The research conducted by Dr. Wood posits that people with particularly low self-esteem may respond poorly (feel worse) when they are instructed to repeat “positive affirmations” to themselves. This is mainly because those individuals with such low self-esteem simply cannot believe themselves “lovable”, “successful”. “capable” etc. Repeating these affirmations only makes them feel less lovable, successful or capable, not more so. It’s as if each affirmation, though intended to reinforce positive feelings, is just a reminder to these folks that they still have a long way to go before they feel good. (I know I have felt that way sometimes!)

However, Mr. Williams points out, “positive affirmations can help when they are part of a broader program of intervention. That intervention can take place in a number of forms such as cognitive psychotherapy or working with a coach who has expertise in the behavioral sciences.”

In other words, simply repeating positive phrases to yourself without the support and encouragement of a coach or therapist may not effect any significant change in your life. Rather, a more holistic approach — one that doesn’t deny negative thoughts, but rather accepts them — may prove to be more helpful.

Mr.
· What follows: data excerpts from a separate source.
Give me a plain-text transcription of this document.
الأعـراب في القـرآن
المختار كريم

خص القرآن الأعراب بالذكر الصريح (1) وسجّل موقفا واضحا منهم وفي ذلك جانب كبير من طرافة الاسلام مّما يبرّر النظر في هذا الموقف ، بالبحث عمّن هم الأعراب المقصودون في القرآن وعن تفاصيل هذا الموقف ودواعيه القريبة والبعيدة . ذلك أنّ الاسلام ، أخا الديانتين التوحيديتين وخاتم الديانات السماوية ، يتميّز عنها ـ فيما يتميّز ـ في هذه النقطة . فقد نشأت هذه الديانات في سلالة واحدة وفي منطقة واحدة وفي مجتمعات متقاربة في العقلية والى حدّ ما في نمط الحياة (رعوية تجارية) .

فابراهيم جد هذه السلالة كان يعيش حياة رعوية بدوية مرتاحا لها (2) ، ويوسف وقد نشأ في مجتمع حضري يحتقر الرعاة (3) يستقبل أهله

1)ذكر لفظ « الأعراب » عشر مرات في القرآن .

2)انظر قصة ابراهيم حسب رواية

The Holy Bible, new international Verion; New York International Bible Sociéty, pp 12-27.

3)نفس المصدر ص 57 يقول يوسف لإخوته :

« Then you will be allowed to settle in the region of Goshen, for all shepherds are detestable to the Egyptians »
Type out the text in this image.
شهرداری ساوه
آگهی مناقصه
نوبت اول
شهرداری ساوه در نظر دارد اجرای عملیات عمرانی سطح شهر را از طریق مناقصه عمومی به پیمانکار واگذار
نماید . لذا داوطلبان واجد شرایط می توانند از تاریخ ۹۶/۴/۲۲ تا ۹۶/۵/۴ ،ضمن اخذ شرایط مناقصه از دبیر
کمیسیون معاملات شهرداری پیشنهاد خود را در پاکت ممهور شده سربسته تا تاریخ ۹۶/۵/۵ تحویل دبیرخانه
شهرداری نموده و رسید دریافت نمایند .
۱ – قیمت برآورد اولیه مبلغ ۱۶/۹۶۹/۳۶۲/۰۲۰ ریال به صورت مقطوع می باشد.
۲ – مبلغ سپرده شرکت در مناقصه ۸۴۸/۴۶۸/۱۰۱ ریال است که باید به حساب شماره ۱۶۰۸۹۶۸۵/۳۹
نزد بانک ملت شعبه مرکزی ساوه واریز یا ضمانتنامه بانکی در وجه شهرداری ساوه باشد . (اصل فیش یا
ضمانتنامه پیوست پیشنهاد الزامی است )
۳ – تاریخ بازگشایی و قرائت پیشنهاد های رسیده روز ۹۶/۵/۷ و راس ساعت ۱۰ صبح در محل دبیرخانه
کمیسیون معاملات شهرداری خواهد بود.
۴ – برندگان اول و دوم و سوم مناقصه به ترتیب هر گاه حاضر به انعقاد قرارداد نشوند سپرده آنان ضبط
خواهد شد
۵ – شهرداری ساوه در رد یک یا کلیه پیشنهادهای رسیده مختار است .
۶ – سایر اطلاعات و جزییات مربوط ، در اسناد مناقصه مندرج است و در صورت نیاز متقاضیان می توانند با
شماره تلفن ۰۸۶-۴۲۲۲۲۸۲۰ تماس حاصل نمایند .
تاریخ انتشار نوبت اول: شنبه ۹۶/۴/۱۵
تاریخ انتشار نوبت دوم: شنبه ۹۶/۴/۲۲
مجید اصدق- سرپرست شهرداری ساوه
Williams mentions theorists whom he terms “Third Wave Psychologists” who “encourage mindfulness, the meditation-inspired practice of observing thoughts without getting entangled by them” and “argue that trying to correct negative thoughts can paradoxically actually intensify them.”

These psychologists “acknowledge that negative thoughts recur throughout our life and instead of challenging or fighting with them, we should concentrate on identifying and committing to our values in life…we have pain, but rather than trying to push it away, they say trying to push it away or deny it just gives it more energy and strength.”

While there is nothing wrong with focusing our attention on positive intentions to manifest the outcomes we desire, we must also be ready to encounter those negative thoughts and behaviors that tend to hold us back. When we do, the key element to overcoming them is not to deny them, or degrade ourselves for having them, but rather to accept that we have thoughts and behaviors that we often term “negative” but that just “are”. We can let those feelings come and go, stay unattached to them and re-focus our energies on what we truly want in life. Doing so may lead us further down the path to serenity.